В 1918 г. возникла и развивалась проблема, которую поставил Ленин в статье «Очередные задачи Советской власти», где он сформулировал эту проблему: «Революция, и именно в интересах социализма, требует беспрекословного повиновения масс единой воле руководителей трудового процесса». Историк Б.Н. Земцов пишет: «Со стороны одного из членов большевистского правительства — Председателя Высшего Совета народного хозяйства РСФСР Н. Осинского — последовало быстрое и резкое возражение: “Мы стоим на точке зрения строительства пролетарского социализма — классовым творчеством самих рабочих,… мы исходим из доверия к классовому инстинкту, к классовой самодеятельности пролетариата. Иначе и невозможно его ставить. Если сам пролетариат не сумеет создать необходимые предпосылки для социалистической организации труда, — никто за него это не сделает и никто его к этому не принудит”…
В среде большевиков с дооктябрьским стажем это [заявление Ленина] вызвало сначала недоумение, а затем протест. Диктатура пролетариата воспринималась ими диктатурой по отношению к другим классам и социальным группам, по отношению же к самому пролетариату она представлялась системой самоуправления. Поэтому в 1919 г. вокруг Н. Осинского и его товарищей Т.Б. Сапронова, Б.М. Смирнова в РКП(б) сложилась группа “демократического централизма” (децисты). В декабре 1919 г. на VII съезде Советов РСФСР децисты получили большинство голосов по вопросу о советском строительстве, и съезд принимает их резолюцию, а не Ленина.
После Гражданской войны фракционная борьба разгорелась с новой силой. Помимо децистов, зимой 1920-1921 гг. в РКП(б) возникла группа “рабочая оппозиция”» [132].
Дискуссии между большинством ЦК и «рабочей оппозицией» не получилось и обернулось фракционной борьбой. В 1922 г. возникла «рабочая группа», возглавляемая старыми большевиками-рабочими (Г.И. Мясниковым и др.).

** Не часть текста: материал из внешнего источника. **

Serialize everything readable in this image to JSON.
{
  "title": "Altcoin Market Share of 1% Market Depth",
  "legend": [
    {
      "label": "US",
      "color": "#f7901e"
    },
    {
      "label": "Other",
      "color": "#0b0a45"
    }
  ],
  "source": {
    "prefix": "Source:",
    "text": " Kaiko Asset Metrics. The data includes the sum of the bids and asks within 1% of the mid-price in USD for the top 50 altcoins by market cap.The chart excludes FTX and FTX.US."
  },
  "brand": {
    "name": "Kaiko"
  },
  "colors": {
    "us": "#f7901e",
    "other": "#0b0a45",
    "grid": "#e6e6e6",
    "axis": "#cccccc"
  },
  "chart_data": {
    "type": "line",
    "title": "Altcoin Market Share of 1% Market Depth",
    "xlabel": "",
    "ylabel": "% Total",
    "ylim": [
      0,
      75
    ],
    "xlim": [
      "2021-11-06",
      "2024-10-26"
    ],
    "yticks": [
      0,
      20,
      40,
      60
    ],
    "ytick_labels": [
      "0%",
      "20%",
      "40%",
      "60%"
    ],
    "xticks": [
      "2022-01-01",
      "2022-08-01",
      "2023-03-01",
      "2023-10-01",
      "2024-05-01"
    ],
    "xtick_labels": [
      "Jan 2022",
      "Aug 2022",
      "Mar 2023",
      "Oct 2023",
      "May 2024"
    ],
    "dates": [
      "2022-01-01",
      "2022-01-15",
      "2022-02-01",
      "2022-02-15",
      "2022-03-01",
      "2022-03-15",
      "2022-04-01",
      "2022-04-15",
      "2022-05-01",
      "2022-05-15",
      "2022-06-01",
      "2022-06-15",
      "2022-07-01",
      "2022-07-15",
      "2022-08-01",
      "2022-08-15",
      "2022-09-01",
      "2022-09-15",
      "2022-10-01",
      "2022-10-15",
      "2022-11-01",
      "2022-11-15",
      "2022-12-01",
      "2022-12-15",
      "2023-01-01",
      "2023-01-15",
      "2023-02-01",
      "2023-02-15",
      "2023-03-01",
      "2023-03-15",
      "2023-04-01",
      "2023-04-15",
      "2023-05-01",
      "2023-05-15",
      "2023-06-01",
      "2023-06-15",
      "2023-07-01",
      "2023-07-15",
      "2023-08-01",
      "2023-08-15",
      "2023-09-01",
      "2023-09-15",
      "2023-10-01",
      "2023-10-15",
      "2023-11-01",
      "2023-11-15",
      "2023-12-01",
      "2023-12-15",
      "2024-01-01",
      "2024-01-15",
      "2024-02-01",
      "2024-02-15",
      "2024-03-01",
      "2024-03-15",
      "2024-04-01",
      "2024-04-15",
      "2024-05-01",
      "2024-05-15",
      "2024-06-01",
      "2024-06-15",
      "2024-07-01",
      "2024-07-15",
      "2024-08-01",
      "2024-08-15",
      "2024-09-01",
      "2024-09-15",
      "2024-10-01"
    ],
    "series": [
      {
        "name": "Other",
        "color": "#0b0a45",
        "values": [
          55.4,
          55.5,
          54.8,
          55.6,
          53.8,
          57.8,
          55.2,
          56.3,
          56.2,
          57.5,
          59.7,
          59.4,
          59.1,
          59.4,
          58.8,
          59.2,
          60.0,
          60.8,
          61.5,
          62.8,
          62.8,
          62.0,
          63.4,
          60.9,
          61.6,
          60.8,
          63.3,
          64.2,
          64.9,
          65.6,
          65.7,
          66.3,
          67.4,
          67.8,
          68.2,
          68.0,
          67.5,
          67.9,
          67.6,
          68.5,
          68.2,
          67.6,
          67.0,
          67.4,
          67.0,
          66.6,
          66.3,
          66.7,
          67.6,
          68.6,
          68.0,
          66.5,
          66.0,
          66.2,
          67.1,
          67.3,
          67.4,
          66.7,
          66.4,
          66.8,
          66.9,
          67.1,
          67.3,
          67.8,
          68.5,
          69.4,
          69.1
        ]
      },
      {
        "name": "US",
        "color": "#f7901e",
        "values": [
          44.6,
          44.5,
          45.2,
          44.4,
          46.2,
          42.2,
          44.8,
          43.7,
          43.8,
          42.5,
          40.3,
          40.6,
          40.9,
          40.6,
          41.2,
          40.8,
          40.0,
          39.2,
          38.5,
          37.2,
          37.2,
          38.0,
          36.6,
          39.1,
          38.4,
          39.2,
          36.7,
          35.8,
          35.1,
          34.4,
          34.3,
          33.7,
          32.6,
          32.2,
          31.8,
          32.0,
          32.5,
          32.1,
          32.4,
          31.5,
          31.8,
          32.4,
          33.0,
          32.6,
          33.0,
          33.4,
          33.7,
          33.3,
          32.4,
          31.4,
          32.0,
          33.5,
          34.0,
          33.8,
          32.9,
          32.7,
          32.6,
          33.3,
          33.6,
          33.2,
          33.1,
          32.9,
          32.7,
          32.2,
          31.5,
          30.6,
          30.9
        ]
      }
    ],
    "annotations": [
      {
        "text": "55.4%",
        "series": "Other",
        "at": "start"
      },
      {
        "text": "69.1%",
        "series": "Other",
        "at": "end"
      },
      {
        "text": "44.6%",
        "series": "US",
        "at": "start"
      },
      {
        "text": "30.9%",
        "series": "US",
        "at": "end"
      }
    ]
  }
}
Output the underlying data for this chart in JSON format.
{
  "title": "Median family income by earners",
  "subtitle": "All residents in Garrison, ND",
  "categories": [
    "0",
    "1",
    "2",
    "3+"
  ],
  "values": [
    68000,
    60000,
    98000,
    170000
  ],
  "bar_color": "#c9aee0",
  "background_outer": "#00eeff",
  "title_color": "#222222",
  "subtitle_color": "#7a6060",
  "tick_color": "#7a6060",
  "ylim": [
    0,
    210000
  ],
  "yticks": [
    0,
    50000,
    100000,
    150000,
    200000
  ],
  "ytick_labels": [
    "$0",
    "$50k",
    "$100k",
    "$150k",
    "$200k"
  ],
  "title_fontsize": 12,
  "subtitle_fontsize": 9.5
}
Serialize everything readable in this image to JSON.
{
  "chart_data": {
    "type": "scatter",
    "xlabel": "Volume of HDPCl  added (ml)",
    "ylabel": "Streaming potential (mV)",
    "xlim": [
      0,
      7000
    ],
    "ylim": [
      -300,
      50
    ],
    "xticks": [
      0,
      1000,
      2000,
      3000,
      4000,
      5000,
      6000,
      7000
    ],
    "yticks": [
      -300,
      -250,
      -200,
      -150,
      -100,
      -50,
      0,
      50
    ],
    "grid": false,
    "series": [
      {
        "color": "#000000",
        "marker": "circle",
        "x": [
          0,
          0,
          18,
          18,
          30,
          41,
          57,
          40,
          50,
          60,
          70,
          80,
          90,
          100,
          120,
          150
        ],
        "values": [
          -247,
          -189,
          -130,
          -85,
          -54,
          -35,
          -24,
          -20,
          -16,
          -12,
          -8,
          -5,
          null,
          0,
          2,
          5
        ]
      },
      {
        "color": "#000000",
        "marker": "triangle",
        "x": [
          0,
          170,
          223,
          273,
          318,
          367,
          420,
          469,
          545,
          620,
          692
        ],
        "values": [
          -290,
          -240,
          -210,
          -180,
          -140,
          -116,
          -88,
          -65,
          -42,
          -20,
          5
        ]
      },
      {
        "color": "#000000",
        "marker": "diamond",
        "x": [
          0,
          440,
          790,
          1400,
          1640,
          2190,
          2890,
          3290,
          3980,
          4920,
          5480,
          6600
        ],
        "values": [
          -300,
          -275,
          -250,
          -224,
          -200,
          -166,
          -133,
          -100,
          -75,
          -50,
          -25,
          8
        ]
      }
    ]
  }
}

Недовольство отходом от классового подхода возникло не только в РКП(б) — меньшевики и эсеры называли поддержку «отсталого мелкобуржуазного крестьянства», вместо рабочего класса, капитуляцией. И этот спор был очень длительным и жестким. М. Горький вспоминал «Апрельские тезисы»: «Когда в 17-м году Ленин, приехав в Россию, опубликовал свои “тезисы”, я подумал, что этими тезисами он приносит всю ничтожную количественно, героическую качественно рать политически воспитанных рабочих и всю искренно революционную интеллигенцию в жертву русскому крестьянству». Горькому казалось, что «эта единственная в России активная сила будет брошена, как горсть соли, в пресное болото деревни и бесследно растворится, рассосется в ней, ничего не изменив в духе, быте, в истории русского народа» [190].